La recuperación económica relegó 'Generación Tapón' a los anaqueles polvorientos de libros olvidados. Pero la sindemia, que tanto ha afectado a la juventud, justo cuando levantaba cabeza tras la crisis, viendo cómo muchos proyectos vitales se iban al garete, lo desempolvó. Y muy recientemente dio pie a algunos titulares, cuando las conmemoraciones del 23-F desvelaron a algunos jóvenes periodistas la edad de los colegas que protagonizaron aquellos días: aquellos Cebrián, Ramírez, García o Castedo, no mucho más jóvenes que algunos de los políticos de aquella época: el Rey, González o funcionarios como el decisivo Laína.

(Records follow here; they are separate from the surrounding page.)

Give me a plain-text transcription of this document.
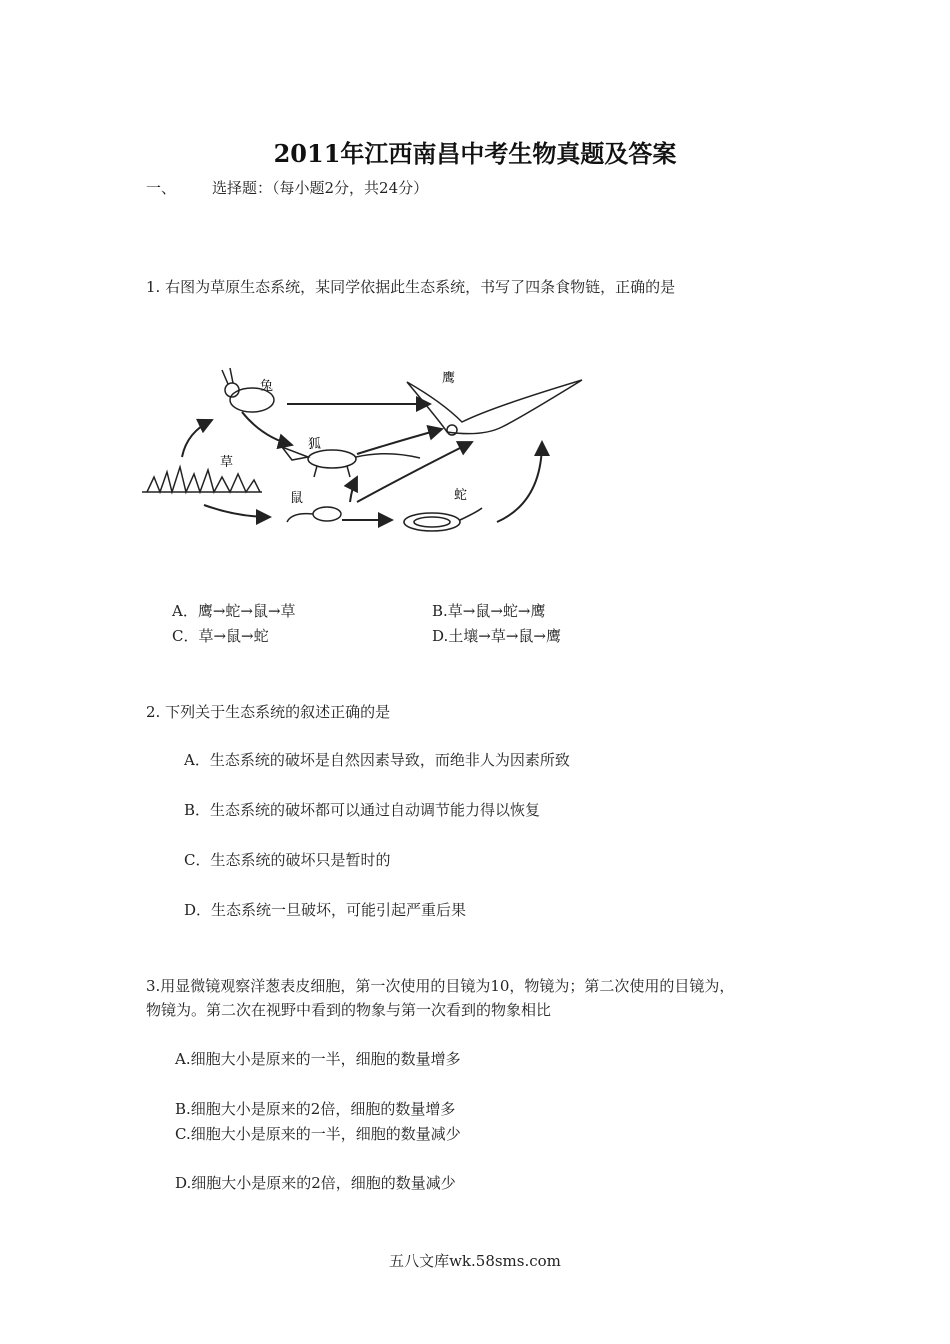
2011年江西南昌中考生物真题及答案
一、 选择题：（每小题2分，共24分）
1. 右图为草原生态系统，某同学依据此生态系统，书写了四条食物链，正确的是
兔
鹰
狐
草
鼠	蛇
A．鹰→蛇→鼠→草	B.草→鼠→蛇→鹰
C．草→鼠→蛇	D.土壤→草→鼠→鹰
2. 下列关于生态系统的叙述正确的是
A．生态系统的破坏是自然因素导致，而绝非人为因素所致
B．生态系统的破坏都可以通过自动调节能力得以恢复
C．生态系统的破坏只是暂时的
D．生态系统一旦破坏，可能引起严重后果
3.用显微镜观察洋葱表皮细胞，第一次使用的目镜为10，物镜为；第二次使用的目镜为，
物镜为。第二次在视野中看到的物象与第一次看到的物象相比
A.细胞大小是原来的一半，细胞的数量增多
B.细胞大小是原来的2倍，细胞的数量增多
C.细胞大小是原来的一半，细胞的数量减少
D.细胞大小是原来的2倍，细胞的数量减少
五八文库wk.58sms.com
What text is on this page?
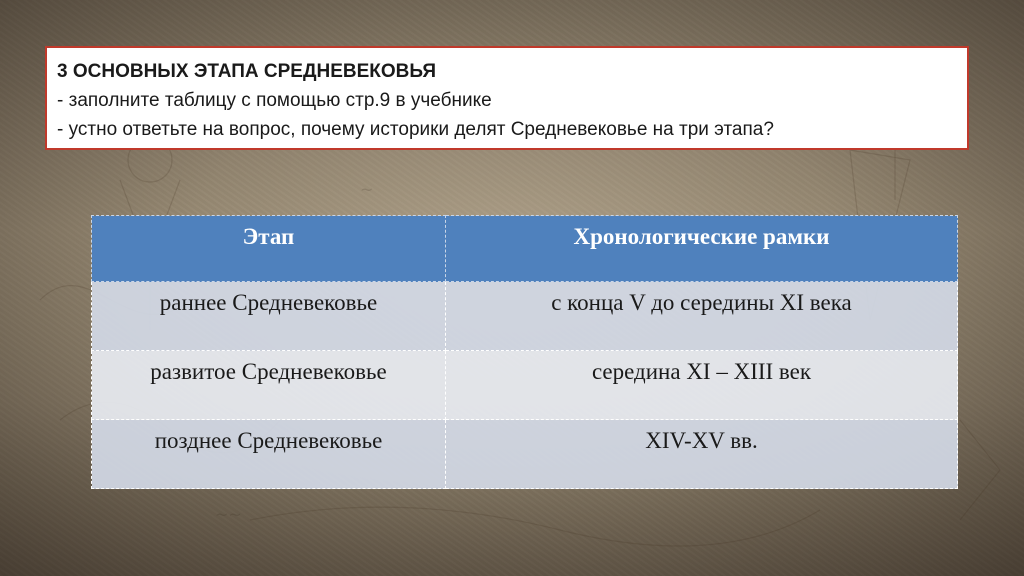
~
~~
3 ОСНОВНЫХ ЭТАПА СРЕДНЕВЕКОВЬЯ
- заполните таблицу с помощью стр.9 в учебнике
- устно ответьте на вопрос, почему историки делят Средневековье на три этапа?
Этап	Хронологические рамки
раннее Средневековье	с конца V до середины XI века
развитое Средневековье	середина XI – XIII век
позднее Средневековье	XIV-XV вв.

Sin embargo, en estos tiempos contradictorios, hay síntomas que apuntarían en la dirección contraria. Algunas empresas prescinden de miles de sus empleados, comunicándoles, extraoficialmente y de forma verbal, que no quieren trabajadores mayores de 50 años, si bien la regla no se aplica a sus altos directivos. Pero aquí son los 'boomers' los penalizados. Y no es un caso aislado. Cualquiera sabe, además, que pocas empresas contratarán a un cincuentón caído. Preferirán siempre a un joven 'dinámico y preparado'. Y si cobra poco, mejor.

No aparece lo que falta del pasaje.